O último relatório da ONU sobre desigualdade social e respeito aos direitos humanos é motivo de vergonha para todos nós e exige profunda reflexão e envolvimento da sociedade, a fim de exigir urgentes medidas para esta inaceitável situação:

– Com relação à distribuição da renda nacional, o relatório aponta que o Brasil é o oitavo país do mundo em desigualdade, perdendo a posição de campeão mundial apenas para a Guatemala e mais seis países africanos;

– Já nos direitos humanos, o Brasil ocupa a 63a posição, atrás de países bem mais pobres como a Macedônia e a Malásia.

Tais relatórios refletem as enormes injustiças sociais em nosso país: miséria, fome, desnutrição, desemprego urbano e rural, favelização, analfabetismo, violência, ausência de serviços de saúde e assistência social para grande parte da população… Quais as razões para essa vergonhosa situação, se somos um país potencialmente tão rico; com recursos naturais, humanos, culturais, econômicos de todos os setores – industrial, agrícola, comercial, serviços?

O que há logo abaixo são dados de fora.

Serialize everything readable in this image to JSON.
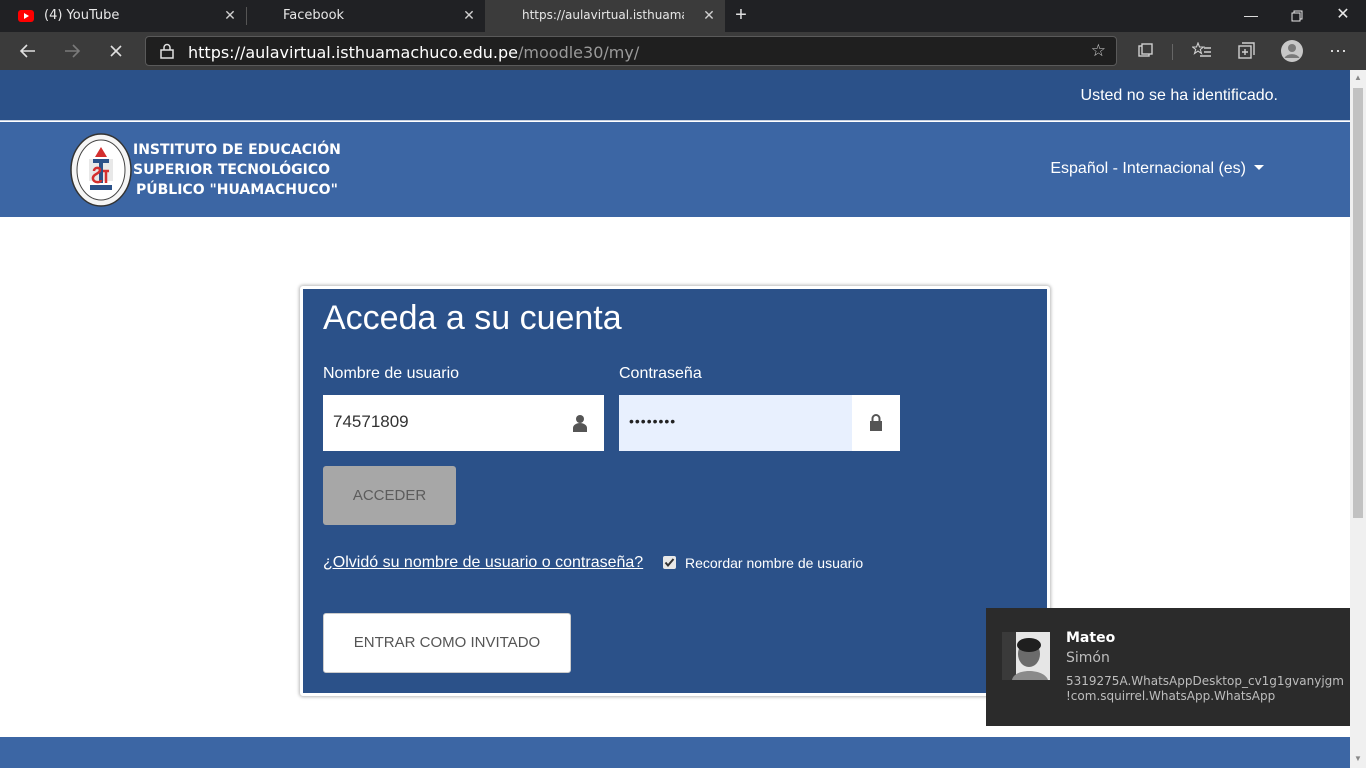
{
  "browser": {
    "tabs": [
      {
        "title": "(4) YouTube",
        "icon": "youtube-icon"
      },
      {
        "title": "Facebook",
        "icon": ""
      },
      {
        "title": "https://aulavirtual.isthuamachuco.edu.pe/moodle30/my/",
        "icon": ""
      }
    ],
    "url": {
      "host": "https://aulavirtual.isthuamachuco.edu.pe",
      "path": "/moodle30/my/"
    }
  },
  "site": {
    "login_status": "Usted no se ha identificado.",
    "institution": {
      "line1": "INSTITUTO DE EDUCACIÓN",
      "line2": "SUPERIOR TECNOLÓGICO",
      "line3": "PÚBLICO \"HUAMACHUCO\""
    },
    "language": "Español - Internacional (es)"
  },
  "login": {
    "title": "Acceda a su cuenta",
    "username_label": "Nombre de usuario",
    "username_value": "74571809",
    "password_label": "Contraseña",
    "password_mask": "••••••••",
    "submit_label": "ACCEDER",
    "forgot_link": "¿Olvidó su nombre de usuario o contraseña?",
    "remember_label": "Recordar nombre de usuario",
    "remember_checked": true,
    "guest_label": "ENTRAR COMO INVITADO"
  },
  "notification": {
    "sender": "Mateo",
    "message": "Simón",
    "app_line1": "5319275A.WhatsAppDesktop_cv1g1gvanyjgm",
    "app_line2": "!com.squirrel.WhatsApp.WhatsApp"
  },
  "colors": {
    "topbar": "#2b5189",
    "header": "#3c66a4",
    "card": "#2b5189",
    "browser_dark": "#202124"
  }
}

A grande amarra, que não deixa nosso país deslanchar, garantindo vida digna para todos os seus habitantes, é o modelo econômico equivocado, subserviente ao capital financeiro nacional e internacional, que gira em torno do questionável processo de endividamento interno e externo.

Superávit Primário
Uma das maiores armadilhas do modelo econômico atual é a política de superávit primário, exigida pelo FMI e pelos credores internacionais, que querem garantia de que o país está economizando recursos para garantir o pagamento dos juros da dívida pública. Essa “economia” representa enorme sacrifício para a sociedade, pois é efetuada tanto pelo lado das receitas – via aumento da carga tributária – quanto pelo lado das despesas, cortando-se gastos e investimentos públicos.

O constante aumento do superávit não tem reduzido a relação Dívida/PIB, pois impossibilita o crescimento econômico, além de impedir a realização dos gastos sociais. De janeiro a setembro de 2005, os governos federal, estadual e municipal geraram um superávit primário de 6,1% do PIB, bem maior que a meta de 4,25%, estabelecida para este ano. Somente a esfera federal gerou um superávit de R$ 53,5 bilhões nos primeiros 9 meses deste ano, valor superior à soma dos gastos do mesmo período com segurança pública, saúde, educação, cultura, urbanismo, habitação, saneamento, gestão ambiental, ciência e tecnologia, agricultura, reforma agrária, energia e transporte.

Para alcançar esse recorde de 6,1% do PIB o governo tem promovido sérios cortes, como por exemplo, o forte contingenciamento de R$15,9 bilhões ocorrido em fevereiro de 2005, logo após a aprovação do orçamento pelo Congresso. Nem os programas sociais foram poupados e algumas áreas sociais perderam quase todos os seus recursos.

A proposta da Lei Orçamentária Anual enviada pelo governo ao Congresso em agosto deste ano reserva R$ 179,2 bilhões para o pagamento de juros, estimado em cerca de 8,4% do PIB! Onde vamos parar com essa política que tem priorizado a satisfação do mercado em detrimento do atendimento às necessidades do povo?

Diante de tanta espoliação, cabe à sociedade exigir que seja cumprido o Artigo 26 das Disposições Transitórias de nossa Constituição, e seja feita a Auditoria Oficial de nossa Dívida Externa, respondendo de onde veio toda essa dívida e quem se beneficiou desse processo. O povo, que está pagando essa cara conta, tem direito de saber toda a verdade.

* Maria Lucia Fattorelli Carneiro é auditora-fiscal da SRF-MF, segunda-vice presidente do UNAFISCO Sindical – Sindicato Nacional dos auditores fiscais da Receita Federal – e Coordenadora da Auditoria Cidadã da Dívida pela Campanha Jubileu Sul.